Vini, quindi, antichi ma al tempo stesso giovani, soprattutto se vinificati in purezza: ogni vendemmia è ancora una sorpresa o una conferma. Prendiamo il Caprettone del Vesuvio (a bacca bianca), per secoli assimilato al più noto Coda di Volpe e così chiamato per la forma allungata del suo grappolo, che ricorda la barbetta di una capra. Le sue vigne affondano le radici nella terra lavica del Vesuvio, dalla quale traggono una ineguagliabile mineralità e la possibilità essere impiantate su piede franco (ossia senza portainnesto) perché questo tipo di terreno è immune dal contagio della fillossera. Il tutto nell’ambito di un microclima unico, influenzato al tempo stesso dall’altitudine, dalla vicinanza del mare e dalla presenza del vulcano.
È il primo vitigno della zona a essere vendemmiato (a volte, anche prima dalla festa di San Gennaro, 19 settembre) per non disperderne un’acidità ottimale a garantire un bagaglio aromatico più complesso e un buon nerbo. Il vino che ne deriva, di colore paglierino scarico, possiede aromi delicati di gelso, albicocca e ginestra: vini, in altri termini, di sorprendente complessità, tra i quali un particolarissimo metodo classico.
Oppure il Pallagrello, in versione a bacca bianca e a bacca nera, così detto per la forma perfettamente sferica degli acini: in pratica delle pallarelle, ossia delle palline. Qui siamo in provincia di casera, sulle pendici del Matese. Fino a qualche anno fa, il vitigno era poco curato, usato in prevalenza per vini da taglio. E pensare che, nell’Ottocento, i Borboni lo avevano incluso nella mitica vigna del Ventaglio, dove si allevavano una decina di cultivar, le più pregiate, riservate ai banchetti di corte e a omaggiare ospiti coronati. Oggi, ancor pochi, ma lungimiranti, vitivinicoltori producono ottime di bottiglie di Pallarello, bianco e rosso, destinate a diventare ben presto un must enologico per chiunque visiti la Campania o ne voglia godere anche in altre parti d’Italia.

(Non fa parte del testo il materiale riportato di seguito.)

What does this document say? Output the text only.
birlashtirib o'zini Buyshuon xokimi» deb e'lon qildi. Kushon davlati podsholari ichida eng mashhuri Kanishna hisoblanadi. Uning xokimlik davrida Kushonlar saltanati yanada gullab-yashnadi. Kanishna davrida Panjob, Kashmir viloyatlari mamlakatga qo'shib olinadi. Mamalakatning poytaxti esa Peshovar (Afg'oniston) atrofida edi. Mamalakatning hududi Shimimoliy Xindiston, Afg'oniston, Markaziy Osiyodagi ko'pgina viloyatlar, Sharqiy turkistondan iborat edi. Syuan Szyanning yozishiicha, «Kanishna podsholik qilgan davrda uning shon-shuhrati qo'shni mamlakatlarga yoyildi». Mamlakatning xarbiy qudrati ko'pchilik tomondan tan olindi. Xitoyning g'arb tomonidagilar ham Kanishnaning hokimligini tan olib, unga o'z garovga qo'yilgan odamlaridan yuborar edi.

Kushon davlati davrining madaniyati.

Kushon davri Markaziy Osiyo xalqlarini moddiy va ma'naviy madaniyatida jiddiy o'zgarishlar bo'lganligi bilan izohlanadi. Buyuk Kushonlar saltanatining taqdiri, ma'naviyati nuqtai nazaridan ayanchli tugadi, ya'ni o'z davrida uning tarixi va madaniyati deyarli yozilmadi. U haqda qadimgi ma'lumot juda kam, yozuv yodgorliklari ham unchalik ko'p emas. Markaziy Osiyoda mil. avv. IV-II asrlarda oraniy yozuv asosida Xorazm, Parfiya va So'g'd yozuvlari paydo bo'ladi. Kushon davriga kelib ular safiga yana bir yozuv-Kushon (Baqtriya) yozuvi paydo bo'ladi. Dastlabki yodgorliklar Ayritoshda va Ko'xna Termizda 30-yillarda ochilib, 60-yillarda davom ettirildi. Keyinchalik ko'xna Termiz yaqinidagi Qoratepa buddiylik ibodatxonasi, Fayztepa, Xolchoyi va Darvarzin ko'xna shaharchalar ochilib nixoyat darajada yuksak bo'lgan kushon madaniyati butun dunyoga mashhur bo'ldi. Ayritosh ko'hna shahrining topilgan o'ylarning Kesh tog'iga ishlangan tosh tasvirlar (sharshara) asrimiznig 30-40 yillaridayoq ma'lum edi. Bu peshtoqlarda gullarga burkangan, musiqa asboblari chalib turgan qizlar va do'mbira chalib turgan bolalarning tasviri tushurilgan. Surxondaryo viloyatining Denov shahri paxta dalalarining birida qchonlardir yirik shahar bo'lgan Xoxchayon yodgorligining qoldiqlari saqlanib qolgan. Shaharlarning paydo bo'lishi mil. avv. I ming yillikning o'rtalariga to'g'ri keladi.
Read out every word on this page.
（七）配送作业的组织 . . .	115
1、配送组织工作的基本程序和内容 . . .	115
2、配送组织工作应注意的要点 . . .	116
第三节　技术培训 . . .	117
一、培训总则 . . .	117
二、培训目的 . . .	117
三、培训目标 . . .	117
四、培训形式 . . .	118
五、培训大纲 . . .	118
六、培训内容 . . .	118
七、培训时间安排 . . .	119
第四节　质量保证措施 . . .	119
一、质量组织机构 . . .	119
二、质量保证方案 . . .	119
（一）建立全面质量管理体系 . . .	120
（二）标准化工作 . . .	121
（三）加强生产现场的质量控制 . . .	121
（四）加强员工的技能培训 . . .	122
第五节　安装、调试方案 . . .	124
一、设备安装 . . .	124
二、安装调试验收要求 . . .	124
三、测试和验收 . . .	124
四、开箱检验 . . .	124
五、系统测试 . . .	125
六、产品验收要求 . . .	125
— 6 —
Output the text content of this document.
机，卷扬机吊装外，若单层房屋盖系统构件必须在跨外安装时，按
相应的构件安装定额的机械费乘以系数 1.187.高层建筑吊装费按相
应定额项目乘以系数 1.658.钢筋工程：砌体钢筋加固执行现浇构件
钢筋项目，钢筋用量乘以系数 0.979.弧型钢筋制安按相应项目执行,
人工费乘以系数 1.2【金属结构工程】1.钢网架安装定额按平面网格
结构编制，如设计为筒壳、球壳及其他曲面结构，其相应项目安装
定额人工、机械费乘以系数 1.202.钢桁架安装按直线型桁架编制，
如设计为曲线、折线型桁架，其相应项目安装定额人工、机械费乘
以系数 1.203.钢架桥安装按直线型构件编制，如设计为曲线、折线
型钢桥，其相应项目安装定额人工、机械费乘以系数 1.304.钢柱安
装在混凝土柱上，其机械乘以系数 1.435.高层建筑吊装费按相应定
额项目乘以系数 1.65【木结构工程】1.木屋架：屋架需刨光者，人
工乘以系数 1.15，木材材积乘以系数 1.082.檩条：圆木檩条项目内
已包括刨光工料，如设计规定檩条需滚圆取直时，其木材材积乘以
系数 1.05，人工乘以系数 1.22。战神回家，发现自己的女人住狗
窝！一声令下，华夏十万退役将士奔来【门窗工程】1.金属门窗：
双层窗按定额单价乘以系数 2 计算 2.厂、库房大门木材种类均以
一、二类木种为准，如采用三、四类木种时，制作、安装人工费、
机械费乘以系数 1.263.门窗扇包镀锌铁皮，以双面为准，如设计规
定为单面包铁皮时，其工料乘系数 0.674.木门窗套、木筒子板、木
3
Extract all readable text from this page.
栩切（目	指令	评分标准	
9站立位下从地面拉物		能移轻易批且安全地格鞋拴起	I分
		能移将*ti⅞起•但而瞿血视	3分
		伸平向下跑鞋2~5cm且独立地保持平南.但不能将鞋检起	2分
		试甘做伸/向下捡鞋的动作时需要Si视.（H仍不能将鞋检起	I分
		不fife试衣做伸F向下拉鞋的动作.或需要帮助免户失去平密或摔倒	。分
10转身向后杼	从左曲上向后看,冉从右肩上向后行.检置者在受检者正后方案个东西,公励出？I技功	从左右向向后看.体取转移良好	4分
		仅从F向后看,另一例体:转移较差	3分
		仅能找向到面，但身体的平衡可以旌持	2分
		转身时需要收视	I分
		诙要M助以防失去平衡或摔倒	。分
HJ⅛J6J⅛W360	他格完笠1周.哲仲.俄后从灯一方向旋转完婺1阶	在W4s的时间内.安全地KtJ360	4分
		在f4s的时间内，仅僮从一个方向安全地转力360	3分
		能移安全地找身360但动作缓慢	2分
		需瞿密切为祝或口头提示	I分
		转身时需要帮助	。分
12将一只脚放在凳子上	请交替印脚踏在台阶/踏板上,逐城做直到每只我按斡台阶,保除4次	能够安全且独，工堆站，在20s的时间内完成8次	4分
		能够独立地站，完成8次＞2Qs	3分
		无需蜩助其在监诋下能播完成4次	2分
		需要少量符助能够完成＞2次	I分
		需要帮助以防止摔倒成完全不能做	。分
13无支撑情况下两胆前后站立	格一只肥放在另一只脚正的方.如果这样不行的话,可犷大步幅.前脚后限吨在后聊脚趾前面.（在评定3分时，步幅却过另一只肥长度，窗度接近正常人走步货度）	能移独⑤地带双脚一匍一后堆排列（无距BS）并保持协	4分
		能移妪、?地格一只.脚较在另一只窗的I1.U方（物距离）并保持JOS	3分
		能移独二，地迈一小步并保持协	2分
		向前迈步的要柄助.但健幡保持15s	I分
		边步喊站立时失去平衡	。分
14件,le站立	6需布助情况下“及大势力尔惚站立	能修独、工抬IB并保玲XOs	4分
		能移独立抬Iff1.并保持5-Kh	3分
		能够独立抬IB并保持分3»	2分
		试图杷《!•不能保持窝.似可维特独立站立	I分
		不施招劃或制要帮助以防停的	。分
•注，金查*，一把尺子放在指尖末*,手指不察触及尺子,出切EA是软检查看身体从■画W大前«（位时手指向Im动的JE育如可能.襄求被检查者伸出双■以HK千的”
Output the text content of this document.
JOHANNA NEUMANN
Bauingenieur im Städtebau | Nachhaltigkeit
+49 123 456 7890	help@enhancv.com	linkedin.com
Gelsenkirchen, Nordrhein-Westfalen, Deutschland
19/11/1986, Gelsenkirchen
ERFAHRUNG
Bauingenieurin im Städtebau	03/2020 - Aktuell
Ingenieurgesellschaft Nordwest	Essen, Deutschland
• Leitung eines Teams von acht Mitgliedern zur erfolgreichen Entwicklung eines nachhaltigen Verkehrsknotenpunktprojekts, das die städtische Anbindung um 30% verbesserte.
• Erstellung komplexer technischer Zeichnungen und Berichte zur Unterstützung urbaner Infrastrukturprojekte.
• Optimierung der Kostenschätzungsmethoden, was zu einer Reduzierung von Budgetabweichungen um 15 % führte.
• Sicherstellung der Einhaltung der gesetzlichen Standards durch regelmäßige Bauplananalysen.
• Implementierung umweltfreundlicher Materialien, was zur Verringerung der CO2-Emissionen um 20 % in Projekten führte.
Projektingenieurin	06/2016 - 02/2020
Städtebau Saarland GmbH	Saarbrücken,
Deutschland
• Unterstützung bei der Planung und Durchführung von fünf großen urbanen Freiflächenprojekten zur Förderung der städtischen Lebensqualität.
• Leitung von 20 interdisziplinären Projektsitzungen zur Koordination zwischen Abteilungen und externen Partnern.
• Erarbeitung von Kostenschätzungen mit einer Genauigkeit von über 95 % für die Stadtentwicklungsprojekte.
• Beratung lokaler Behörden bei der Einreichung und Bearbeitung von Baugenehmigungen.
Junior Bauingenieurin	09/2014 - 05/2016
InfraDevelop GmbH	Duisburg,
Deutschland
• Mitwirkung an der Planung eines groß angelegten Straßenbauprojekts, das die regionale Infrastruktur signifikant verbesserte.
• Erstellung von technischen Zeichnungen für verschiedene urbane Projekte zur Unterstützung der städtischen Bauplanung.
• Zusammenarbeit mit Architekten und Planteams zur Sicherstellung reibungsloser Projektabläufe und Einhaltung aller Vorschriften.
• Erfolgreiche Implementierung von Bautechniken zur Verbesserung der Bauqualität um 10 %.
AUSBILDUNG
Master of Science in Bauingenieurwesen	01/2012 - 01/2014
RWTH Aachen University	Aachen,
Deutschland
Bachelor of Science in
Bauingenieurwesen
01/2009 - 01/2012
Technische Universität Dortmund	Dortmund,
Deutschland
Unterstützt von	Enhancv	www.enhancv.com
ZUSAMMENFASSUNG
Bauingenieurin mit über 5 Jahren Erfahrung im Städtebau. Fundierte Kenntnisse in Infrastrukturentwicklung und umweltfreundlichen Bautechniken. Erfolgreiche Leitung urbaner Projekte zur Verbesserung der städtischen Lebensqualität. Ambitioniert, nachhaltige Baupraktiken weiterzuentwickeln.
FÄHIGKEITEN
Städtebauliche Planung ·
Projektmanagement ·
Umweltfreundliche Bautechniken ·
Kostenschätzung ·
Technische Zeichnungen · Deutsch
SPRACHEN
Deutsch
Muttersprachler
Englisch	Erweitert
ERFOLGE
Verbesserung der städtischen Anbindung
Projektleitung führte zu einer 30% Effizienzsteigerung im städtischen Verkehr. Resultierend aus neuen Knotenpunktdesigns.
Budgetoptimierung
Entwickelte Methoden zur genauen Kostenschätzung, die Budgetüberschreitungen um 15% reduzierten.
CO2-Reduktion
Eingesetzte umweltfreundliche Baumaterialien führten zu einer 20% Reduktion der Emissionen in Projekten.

Vitigno vigoroso e fertile, ma al tempo stesso poco produttivo perché i suoi acini sono piccoli e leggeri, il Pallagrello dà origine a vini di spiccata tipicità, con media alcolicità, con acidità equilibrata e gusto ampio, abbastanza tannico ma non particolarmente adatto all’invecchiamento.
E, per finire, citeremo il Casavecchia, del quale si dice che una barbatella fu ritrovata in un rudere (una casa vecchia, per l’appunto) sempre nell’alto casertano, e messa a dimora. Se ne ricava un vino spettacolare, sempre poche preziose bottiglie (doc “Casavecchia di Pontelatone”), di colore rosso rubino tendente al granato con l’invecchiamento; al naso intenso, persistente, caratteristico; al palato secco, sapido, giustamente tannico, morbido e di corpo.